Além dos ataques no campo da ética e dos valores, que corroem a segurança pública e a vida coletiva, convivemos com o esgarçamento nas condições de vida. Nos meus mais de 30 anos de caminhada matinal no Parque do Flamengo, nunca vi tanta gente não tendo outro lugar para viver, dormir e comer, além daquilo que um parque tem sobrando, o espaço livre e bem comum. No caso a que me refiro aqui, também espaço que serve de refúgio para desabrigados em situação extrema. Imagino o que se passa em outros lugares públicos da cidade! O certo é que parques e praças acolhem indiscriminadamente a todas e todos, mas não são organizados como abrigos e sim lugares de lazer, para se curtir a vida. O Parque do Flamengo, estando mais perto do Centro, entre a Zona Norte e a Zona Sul, é um dos espaços comuns mais democráticos e belos de nossa cidade. De modo espetacular, com seu charme que combina um tropicalismo, lindamente organizado, formando desenhos com a exuberância de árvores e palmeiras dos trópicos do mundo inteiro (próprio de Burle Marx), com praia e vista tanto do Pão de Açúcar como do Corcovado, acolhe verdadeiras multidões, especialmente nos fins de semana. Agora o Parque do Flamengo virou também endereço residencial para muita gente condenada à miséria. Em qualquer refúgio do parque, minimamente protegido de chuvas e ventos, encontram-se pessoas tentando sobreviver, com bens que vão pouco além de um papelão ou velho colchão, de um plástico ou esfarrapada colcha para se cobrir e aquecer à noite e de alguma sacola para guardar sei lá o que. Dá revolta sentir que a gente tem pouco ou nada a fazer diante de tamanha miséria.

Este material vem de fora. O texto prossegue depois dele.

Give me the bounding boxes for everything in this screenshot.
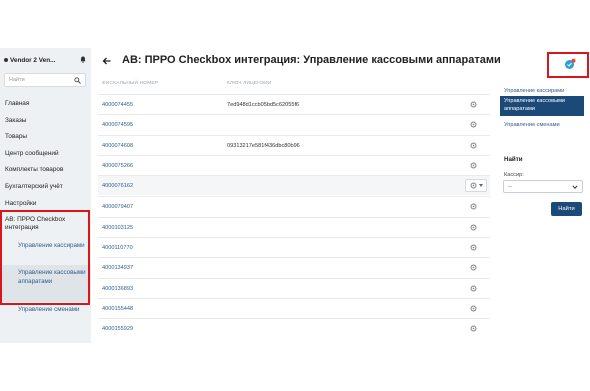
vendor-dot-icon bbox=[4, 58, 8, 62]
chevron-down-icon bbox=[572, 185, 578, 189]
sidebar-item-messages[interactable]: Центр сообщений bbox=[5, 150, 59, 158]
gear-icon[interactable] bbox=[470, 264, 477, 271]
table-row[interactable]: 4000110770 bbox=[98, 237, 490, 257]
license-key: 09313217e581f436dbc80b96 bbox=[227, 143, 300, 149]
cashier-select-value: -- bbox=[508, 184, 512, 190]
table-row[interactable]: 4000134937 bbox=[98, 257, 490, 277]
gear-icon[interactable] bbox=[470, 121, 477, 128]
table-row[interactable]: 4000155448 bbox=[98, 298, 490, 318]
column-header-license: КЛЮЧ ЛИЦЕНЗИИ bbox=[227, 81, 272, 86]
sidebar-item-settings[interactable]: Настройки bbox=[5, 200, 36, 208]
sidebar-item-products[interactable]: Товары bbox=[5, 133, 27, 141]
sidebar-item-accounting[interactable]: Бухгалтерский учёт bbox=[5, 183, 63, 191]
gear-icon[interactable] bbox=[470, 142, 477, 149]
gear-icon bbox=[470, 182, 477, 189]
gear-icon[interactable] bbox=[470, 162, 477, 169]
bell-icon[interactable] bbox=[80, 56, 86, 63]
table-row[interactable]: 4000076162 bbox=[98, 175, 490, 195]
table-row[interactable]: 4000136893 bbox=[98, 278, 490, 298]
search-icon[interactable] bbox=[74, 77, 81, 84]
highlight-box-sidebar bbox=[0, 210, 90, 305]
row-actions-button[interactable] bbox=[465, 179, 487, 192]
sidebar-item-orders[interactable]: Заказы bbox=[5, 117, 26, 125]
right-nav-shifts[interactable]: Управление сменами bbox=[504, 122, 588, 129]
fiscal-number[interactable]: 4000110770 bbox=[102, 245, 133, 251]
fiscal-number[interactable]: 4000074608 bbox=[102, 143, 133, 149]
fiscal-number[interactable]: 4000074595 bbox=[102, 122, 133, 128]
sidebar-subitem-shifts[interactable]: Управление сменами bbox=[18, 306, 94, 315]
gear-icon[interactable] bbox=[470, 203, 477, 210]
table-row[interactable]: 4000074608 09313217e581f436dbc80b96 bbox=[98, 135, 490, 155]
fiscal-number[interactable]: 4000155929 bbox=[102, 326, 133, 332]
sidebar-search-input[interactable]: Найти bbox=[4, 73, 86, 87]
sidebar-item-bundles[interactable]: Комплекты товаров bbox=[5, 166, 63, 174]
license-key: 7ed948d1ccb05bd5c62055f6 bbox=[227, 102, 300, 108]
search-placeholder: Найти bbox=[9, 77, 25, 83]
gear-icon[interactable] bbox=[470, 224, 477, 231]
sidebar-item-home[interactable]: Главная bbox=[5, 100, 29, 108]
table-row[interactable]: 4000103125 bbox=[98, 217, 490, 237]
table-row[interactable]: 4000079407 bbox=[98, 196, 490, 216]
column-header-fiscal: ФИСКАЛЬНЫЙ НОМЕР bbox=[102, 81, 159, 86]
table-row[interactable]: 4000074455 7ed948d1ccb05bd5c62055f6 bbox=[98, 94, 490, 114]
back-arrow-icon[interactable] bbox=[102, 56, 112, 66]
fiscal-number[interactable]: 4000103125 bbox=[102, 225, 133, 231]
fiscal-number[interactable]: 4000136893 bbox=[102, 286, 133, 292]
cashier-label: Кассир: bbox=[504, 172, 524, 178]
caret-down-icon bbox=[479, 184, 483, 187]
table-row[interactable]: 4000074595 bbox=[98, 114, 490, 134]
fiscal-number[interactable]: 4000155448 bbox=[102, 306, 133, 312]
filter-title: Найти bbox=[504, 156, 523, 163]
gear-icon[interactable] bbox=[470, 244, 477, 251]
checkbox-toggle-icon[interactable] bbox=[564, 58, 576, 70]
gear-icon[interactable] bbox=[470, 325, 477, 332]
fiscal-number[interactable]: 4000079407 bbox=[102, 204, 133, 210]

Enfim, o esgarçamento de origem institucional parece um câncer, que está nos matando. Cura tem, mas não é certo que chegue a tempo. Como em qualquer situação em que descobrimos o temido câncer, prioridade número um é acreditar que podemos enfrentá-lo e até extirpá-lo. Segundo, reconhecer que uns e umas precisamos de outros e outras, devemos estar juntos e compartir, tanto dores como, sobretudo, esperanças. Terceiro, agir com determinação, mesmo sabendo que, talvez, não cheguemos lá para curtir o amanhã democrático, mas ao menos nossos filhos e netos, todas e todos que conosco compartilham os dias de hoje e os que virão podem ter dias melhores. Outro dia pode raiar mais depressa do que a gente imagina. Resistir e pensar em outro amanhã é uma condição para continuar sendo cidadania ativa, que acredita no poder transformador da democracia, criador de justiça e de sustentabilidade socioambiental. Trata-se, na verdade, de um refazer coletivo do tecido social, político e cultural esgarçado e, neste processo, transformar democraticamente o poder e a economia. Obra para a cidadania ativa desde aqui e agora.